PLOT: After many years spent tracking his missing friends Jody and Mike, Reggie must finally confront the Tall Man in a world where the evil villain has been victorious in his quest to destroy everything we know.
REVIEW: The "can do!" spirit that has marked the PHANTASM films since their inception is alive and well in PHANTASM: RAVAGER, the fifth film in the franchise and the first not directed by Don Coscarelli (David Hartman gets the honors here). Serving as something of a capper to the series - while still leaving the door wide open for another sequel - RAVAGER is a very rough item, but one that undeniably has its heart in the right place. Made strictly for the fans of the series, RAVAGER is just energetic and crazy enough to put a smile on your face and keep it there.
To describe the plot is tough, since it's really all over the place. Like the first film, the movie is ensconced in a nightmare world where nothing makes sense yet everything appears to have a morbid explanation. If PHANTASM II and III were lighthearted, action-heavy companions to the surreal first entry, RAVAGER is a gonzo combination of the whole bunch, interspersing heady ideas throughout while bombarding us with gunfire, blood spatter and, of course, more killer spheres than you can count. Because of the limitations of the budget, however, the movie works best when it's being a head trip, zigzagging through different dimensions and making its characters (and hell, even us) question their sanity. The action isn't so hot.
Once again, in the middle of this mess is Reggie (Reggie Bannister) the harried everyman whose responsibility it is to not only save his best friends from the dreaded Tall Man (Angus Scrimm), but the entire world; maybe even other worlds, too. RAVAGER is Reggie's movie through and through; though it contains appearances by series regulars Mike (A. Michael Baldwin) and Jody (Bill Thornbury), Hartman's movie is an ode to the wisecracking, lascivious-as-ever Reg as he blunders through a ghoul-filled world in which no breaks are caught. The great thing about Reg is, even though he's been put through this ringer time and time again, he still manages to be shocked, scared and freaked out by the numerous tribulations thrown his way. It's a credit to Bannister that he's still able to sell Reg's constant state of "what the f*ck is going on?" all these years so entertainingly.
The most surprising thing about RAVAGER is perhaps the frequently melancholy tone it embraces, some of which could be attributed to the sad loss of the Tall Man himself, Angus Scrimm, earlier this year. The film was completed before Scrimm's death, but it's clear he wasn't able to participate as much as would have been hoped, and his brief appearances in the movie are actually more somber than scary. So too is the film's finale; while surely predicting another PHANTASM, the movie's final moments (save for some slapsticky shenanigans from new sidekick Chunk) have more than a little sense of mourning in them, as if this truly is a send off for the franchise's characters and cast.

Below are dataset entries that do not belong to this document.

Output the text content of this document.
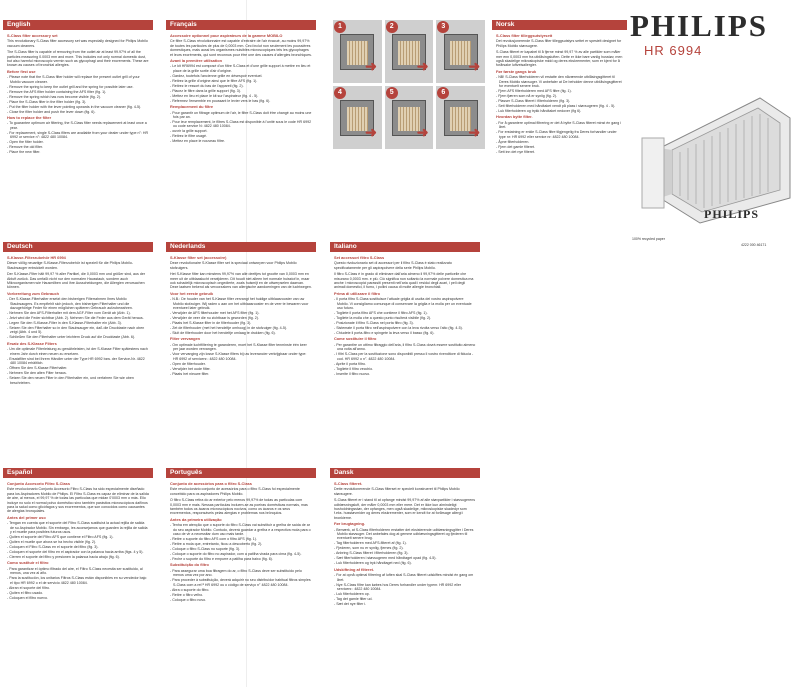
English
S-Class filter accessory set

This revolutionary S-Class filter accessory set was especially designed for Philips Mobilo vacuum cleaners.

The S-Class filter is capable of removing from the outlet air at least 99.97% of all the particles measuring 0.0003 mm and more. This includes not only normal domestic dust, but also harmful microscopic vermin such as glycophagi and their excrements. These are known as causes of bronchial allergies.

Before first use
- Please note that the S-Class filter holder will replace the present outlet grill of your Mobilo vacuum cleaner.
- Remove the spring to keep the outlet grill and the spring for possible later use.
- Remove the AFS filter holder containing the AFS filter (fig. 1).
- Remove the spring which has now become visible (fig. 2).
- Place the S-Class filter in the filter holder (fig. 3).
- Put the filter holder with the lever pointing upwards in the vacuum cleaner (fig. 4-5).
- Close the filter holder and push the lever down (fig. 6).
How to replace the filter
- To guarantee optimum air filtering, the S-Class filter needs replacement at least once a year.
- For replacement, single S-Class filters are available from your dealer under type n°: HR 6992 or service n°: 4822 480 10084.
- Open the filter holder.
- Remove the old filter.
- Place the new filter.
Français
Accessoire optionnel pour aspirateurs de la gamme MOBILO

Ce filtre S-Class révolutionnaire est capable d'extraire de l'air évacué, au moins 99,97% de toutes les particules de plus de 0,0003 mm. Ceci inclut non seulement les poussières domestiques, mais aussi les organismes nuisibles microscopiques tels les glycophages et leurs excréments, qui sont reconnus pour être une des causes d'allergies bronchiques.

Avant la première utilisation
- Le kit HR6994 est composé d'un filtre S-Class et d'une grille support à mettre en lieu et place de la grille sortie d'air d'origine.
- Gardez, toutefois l'ancienne grille en désespoir eventuel.
- Retirez la grille d'origine ainsi que le filtre AFS (fig. 1).
- Retirez le ressort du bas de l'appareil (fig. 2).
- Placez le filtre dans la grille support (fig. 3).
- Mettez en lieu et place le kit sur l'aspirateur (fig. 4 - 5).
- Refermez l'ensemble en poussant le levier vers le bas (fig. 6).
Remplacement du filtre
- Pour garantir un filtrage optimum de l'air, le filtre S-Class doit être changé au moins une fois par an.
- Pour leur remplacement, le filtres S-Class est disponible à l'unité sous le code HR 6992 ou code service N: 4822 480 10084.
- ouvrir la grille support.
- Retirez le filtre usagé.
- Mettez en place le nouveau filtre.
➜
1
➜
2
➜
3
➜
4
➜
5
➜
6
Norsk
S-Class filter tilleggsutstyrsett

Det revolusjonerende S-Class filter tilleggsutstyrs settet er spesielt designet for Philips Mobilo støvsugere.

S-Class filteret er kapabel til å fjerne minst 99,97 % av alle partikler som måler mer enn 0,0003 mm fra utblåsingsluften. Dette er ikke bare vanlig husstøv, men også skadelige mikroskopiske midd og deres ekskrementer, som er kjent for å forårsake luftveisallergier.

Før første gangs bruk
- NB! S-Class filterholderen vil erstatte den nåværende utblåsingsgitteret til Deres Mobilo støvsuger. Vi anbefaler at De beholder denne utblåsingsgitteret for eventuelt senere bruk.
- Fjern AFS filterholderen med AFS filtre (fig. 1).
- Fjern fjæren som nå er synlig (fig. 2).
- Plasser S-Class filteret i filterholderen (fig. 3).
- Sett filterholderen med håndtaket vendt på plass i støvsugeren (fig. 4 - 5).
- Luk filterholderen og trykk håndtaket nedover (fig 6).
Hvordan bytte filter.
- For å garantere optimal filtrering er det å bytte S-Class filteret minst én gang i året.
- For erstatning er enkle S-Class filtre tilgjengelig fra Deres forhandler under type nr: HR 6992 eller service nr: 4822 480 10084.
- Åpne filterholderen.
- Fjern det gamle filteret.
- Sett inn det nye filteret.
PHILIPS
HR 6994
PHILIPS
100% recycled paper
4222 000 46171
Deutsch
S-Klasse-Filterzubehör HR 6994

Dieser völlig neuartige S-Klasse-Filterzubehör ist speziell für die Philips Mobilo-Staubsauger entwickelt worden.

Der S-Klasse-Filter hält 99,97 % aller Partikel, die 0,0003 mm und größer sind, aus der Abluft zurück. Das umfaßt nicht nur den normalen Hausstaub, sondern auch Mikroorganismen wie Hausmilben und ihre Ausscheidungen, die Allergien verursachen können.

Vorbereitung zum Gebrauch
- Der S-Klasse-Filterhalter ersetzt den bisherigen Filterrahmen Ihres Mobilo Staubsaugers. Es empfiehlt sich jedoch, den bisherigen Filterhalter und die dazugehörige Feder für einen möglichen späteren Gebrauch aufzubewahren.
- Nehmen Sie den AFS-Filterhalter mit dem AGF-Filter vom Gerät ab (Abb. 1).
- Jetzt wird die Feder sichtbar (Abb. 2). Nehmen Sie die Feder aus dem Gerät heraus.
- Legen Sie den S-Klasse-Filter in den S-Klasse-Filterhalter ein (Abb. 3).
- Setzen Sie den Filterhalter so in den Staubsauger ein, daß die Drucktaste nach oben zeigt (Abb. 4 und 5).
- Schließen Sie den Filterhalter unter leichtem Druck auf die Drucktaste (Abb. 6).
Ersatz des S-Klasse Filters
- Um die optimale Filterleistung zu gewährleisten, ist der S-Klasse Filter spätestens nach einem Jahr durch einen neuen zu ersetzen.
- Ersatzfilter sind bei Ihrem Händler unter der Type HR 6992 bzw. der Service-Nr. 4822 480 10084 erhältlich.
- Öffnen Sie den S-Klasse Filterhalter.
- Nehmen Sie den alten Filter heraus.
- Setzen Sie den neuen Filter in den Filterhalter ein, und verfahren Sie wie oben beschrieben.
Nederlands
S-Klasse filter set (accessoire)

Deze revolutionaire S-Klasse filter set is speciaal ontworpen voor Philips Mobilo stofzuigers.

Het S-Klasse filter kan minstens 99,97% van alle deeltjes tot grootte van 0,0003 mm en meer uit de uitblaaslucht verwijderen. Dit houdt niet alleen het normale huisstof in, maar ook schadelijk microscopisch ongedierte, zoals huismijt en de uitwerpselen daarvan. Deze laatsen bekend als veroorzakers van allergische aandoeningen van de luchtwegen.

Voor het eerste gebruik
- N.B.: De houder van het S-Klasse filter vervangt het huidige uitblaasrooster van uw Mobilo stofzuiger. Wij raden u aan om het uitblaasrooster en de veer te bewaren voor eventueel later gebruik.
- Verwijder de AFS filterhouder met het AFS filter (fig. 1).
- Verwijder de veer die nu zichtbaar is geworden (fig. 2).
- Plaats het S-Klasse filter in de filterhouder (fig. 3).
- Zet de filterhouder (met het hendeltje omhoog) in de stofzuiger (fig. 4-5).
- Sluit de filterhouder door het hendeltje omlaag te drukken (fig. 6).
Filter vervangen
- Om optimale luchtfiltering te garanderen, moet het S-Klasse filter tenminste één keer per jaar worden vervangen.
- Voor vervanging zijn losse S-Klasse filters bij uw leverancier verkrijgbaar onder type: HR 6992 of servicenr.: 4822 480 10084.
- Open de filterhouder.
- Verwijder het oude filter.
- Plaats het nieuwe filter.
Italiano
Set accessori filtro S-Class

Questo rivoluzionario set di accessori per il filtro S-Class è stato realizzato specificatamente per gli aspirapolvere della serie Philips Mobilo.

Il filtro S-Class è in grado di eliminare dall'aria almeno il 99,97% delle particelle che misurano 0,0003 mm. e più. Ciò significa non soltanto la normale polvere domestica ma anche i microscopici parassiti presenti nell'aria quali i residui degli acari, i peli degli animali domestici, il fumo, i pollini causa di molte allergie bronchiali.

Prima di utilizzare il filtro
- Il porta filtro S-Class sostituisce l'attuale griglia di uscita del vostro aspirapolvere Mobilo. Vi consigliamo comunque di conservare la griglia e la molla per un eventuale uso futuro.
- Togliete il porta filtro AFS che contiene il filtro AFS (fig. 1).
- Togliete la molla che a questo punto risulterà visibile (fig. 2).
- Posizionate il filtro S-Class nel porta filtro (fig. 3).
- Sistemate il porta filtro nell'aspirapolvere con la leva rivolta verso l'alto (fig. 4-5).
- Chiudete il porta-filtro e spingete la leva verso il basso (fig. 6).
Come sostituire il filtro
- Per garantire un ottimo filtraggio dell'aria, il filtro S-Class dovrà essere sostituito almeno una volta all'anno.
- I filtri S-Class per la sostituzione sono disponibili presso il vostro rivenditore di fiducia - cod. HR 6992 o n°. 4822 480 10084.
- Aprite il porta filtro.
- Togliete il filtro vecchio.
- Inserite il filtro nuovo.
Español
Conjunto Accesorio Filtro S-Class

Este revolucionario Conjunto Accesorio Filtro S-Class ha sido especialmente diseñado para los Aspiradores Mobilo de Philips. El Filtro S-Class es capaz de eliminar de la salida de aire, al menos, el 99,97 % de todas las partículas que midan 0'0003 mm o más. Ello incluye no solo el normal polvo doméstico sino también parásitos microscópicos dañinos para la salud como glicófagos y sus excrementos, que son conocidos como causantes de alergias bronquiales.

Antes del primer uso
- Tengan en cuenta que el soporte del Filtro S-Class sustituirá la actual rejilla de salida de su Aspirador Mobilo. Sin embargo, les aconsejamos que guarden la rejilla de salida y el muelle para posibles futuros usos.
- Quiten el soporte del Filtro AFS que contiene el Filtro AFS (fig. 1).
- Quiten el muelle que ahora se ha hecho visible (fig. 2).
- Coloquen el Filtro S-Class en el soporte del filtro (fig. 3).
- Coloquen el soporte del filtro en el aspirador con la palanca hacia arriba (figs. 4 y 5).
- Cierren el soporte del filtro y presionen la palanca hacia abajo (fig. 6).
Como sustituir el filtro
- Para garantizar el óptimo filtrado del aire, el Filtro S-Class necesita ser sustituido, al menos, una vez al año.
- Para la sustitución, los unitarios Filtros S-Class están disponibles en su vendedor bajo el tipo HR 6992 o el de servicio 4822 480 10084.
- Abran el soporte del filtro.
- Quiten el filtro usado.
- Coloquen el filtro nuevo.
Português
Conjunto de acessórios para o filtro S-Class

Este revolucionário conjunto de acessórios para o filtro S-Class foi especialmente concebido para os aspiradores Philips Mobilo.

O filtro S-Class retira do ar exterior pelo menos 99,97% de todas as partículas com 0,0003 mm e mais. Nessas partículas incluem-se as poeiras domésticas normais, mas também todos os ácaros microscópicos nocivos, como os ácaros e os seus excrementos, responsáveis pelas alergias e problemas nos brônquios.

Antes da primeira utilização
- Tenha em atenção que o suporte do filtro S-Class vai substituir a grelha de saída de ar do seu aspirador Mobilo. Contudo, deverá guardar a grelha e a respectiva mola para o caso de vir a necessitar dum uso mais tarde.
- Retire o suporte do filtro AFS com o filtro AFS (fig. 1).
- Retire a mola que, entretanto, ficou a descoberto (fig. 2).
- Coloque o filtro S-Class no suporte (fig. 3).
- Coloque o suporte do filtro no aspirador, com a patilha virada para cima (fig. 4-5).
- Feche o suporte do filtro e empurre a patilha para baixo (fig. 6).
Substituição do filtro
- Para assegurar uma boa filtragem do ar, o filtro S-Class deve ser substituído pelo menos uma vez por ano.
- Para proceder à substituição, deverá adquirir no seu distribuidor habitual filtros simples S-Class com a ref.ª HR 6992 ou o código de serviço n° 4822 480 10084.
- Abra o suporte do filtro.
- Retire o filtro velho.
- Coloque o filtro novo.
Dansk
S-Class filteret.

Dette revolutionerende S-Class filterset er specielt konstrueret til Philips Mobilo støvsugere.

S-Class filteret er i stand til at opfange mindst 99,97% af alle støvpartikler i støvsugerens udblæsningsluft, der måler 0,0003 mm eller mere. Det er ikke kun almindeligt husholdningsstøv, der opfanges, men også skadelige, mikroskopiske skadedyr som f.eks. husstøvmider og deres ekskrementer, som er kendt for at forårsage allergi i bronkierne.

Før brugtagning.
- Bemærk, at S-Class filterholderen erstatter det eksisterende udblæsningsgitter i Deres Mobilo støvsuger. Det anbefales dog at gemme udblæsningsgitteret og fjederen til eventuelt senere brug.
- Tag filterholderen med AFS-filteret af (fig. 1).
- Fjederen, som nu er synlig, fjernes (fig. 2).
- Anbring S-Class filteret i filterholderen (fig. 3).
- Sæt filterholderen i støvsugeren med håndtaget opad (fig. 4-5).
- Luk filterholderen og tryk håndtaget ned (fig. 6).
Udskiftning af filteret.
- For at opnå optimal filtrering af luften skal S-Class filteret udskiftes mindst én gang om året.
- Nye S-Class filtre kan købes hos Deres forhandler under typenr. HR 6992 eller servicenr.: 4822 480 10084.
- Luk filterholderen op.
- Tag det gamle filter ud.
- Sæt det nye filter i.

The RAVAGER's rough edges can't be ignored. The budget was tiny and it definitely shows throughout. I wish the film hadn't depended on CGI as much as it does, because overall it's so cheap-looking that it takes you out of the moment. The third act takes place in a world where the Tall Man has been victorious, and it's a cheesy, fire-strewn hellscape with visual effects akin to an early 90s video game more than anything believably apocalyptic. Even the gunshots look silly. We horror fans put up with a lot when it comes to paltry budgets - most of the films we love were made with barely any dough at all - so it might seem low to knock RAVAGER for its financial shortcomings, but there's no getting around the fact that some of the movie is extremely amateurish in execution.
But they still went for it, didn't they? That's the thing about RAVAGER; they knew they didn't have the money to make most of this stuff look good, and they went ahead with it anyway. That plucky sense of "f*ck it, let's go for it" is felt throughout RAVAGER and definitely boosts its likability factor. Quite far from perfect, often very goofy, wants to give you a good time: that's PHANTASM: RAVAGER, falling in line with the rest of the franchise.